In Ghana, we worked with 36 communities across a region of 29,000 hectares (71,600 acres) that, in addition to achieving Rainforest Alliance certification, planted 58,600 tree seedlings in degraded areas and more than 50,000 tree seedlings in and around their cocoa farms. Planting trees can help counter other climate impacts: a large river in this region had begun to go dry for parts of the year, but after the tree-planting, the river flows year-round again.
Other natural climate solutions
While the Rainforest Alliance works primarily at the intersection of forests and agriculture, there are other powerful natural climate solutions that can’t be ignored. Ocean-based climate action could deliver up to a fifth (21%, or 11 GtCO2e) of the annual greenhouse gas (GHG) emissions cuts needed in 2050 to limit global temperature rise to 1.5°C. Then there’s “blue carbon,” which is carbon stored or sequestered in the soil or biomass of coastal wetlands such as saltmarshes, seagrass meadows and mangrove forests. These can store up to four times more carbon than terrestrial forests per unit area.

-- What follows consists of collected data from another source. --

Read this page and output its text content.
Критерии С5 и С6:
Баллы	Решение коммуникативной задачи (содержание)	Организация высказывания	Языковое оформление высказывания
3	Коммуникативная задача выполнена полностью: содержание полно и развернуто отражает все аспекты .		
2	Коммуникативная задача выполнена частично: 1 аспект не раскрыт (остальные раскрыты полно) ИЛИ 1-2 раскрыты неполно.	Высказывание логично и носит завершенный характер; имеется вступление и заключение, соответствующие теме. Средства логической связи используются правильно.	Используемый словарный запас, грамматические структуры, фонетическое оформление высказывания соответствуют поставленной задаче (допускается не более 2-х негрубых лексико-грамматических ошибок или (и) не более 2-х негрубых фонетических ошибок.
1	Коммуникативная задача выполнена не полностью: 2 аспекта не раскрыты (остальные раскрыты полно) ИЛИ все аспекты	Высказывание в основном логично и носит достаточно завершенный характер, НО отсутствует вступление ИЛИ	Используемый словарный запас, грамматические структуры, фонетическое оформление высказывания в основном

Our global climate crisis has many faces—from the wildfires that tore through California wine country to water shortages in Capetown and flooding in Bangladesh. Our future climate stability depends on achieving net-zero emissions as quickly as possible, and natural climate solutions are essential to reaching that goal. The Rainforest Alliance is committed to protecting standing forests, making agriculture more sustainable, and improving the livelihoods of the rural people who depend on the land to live.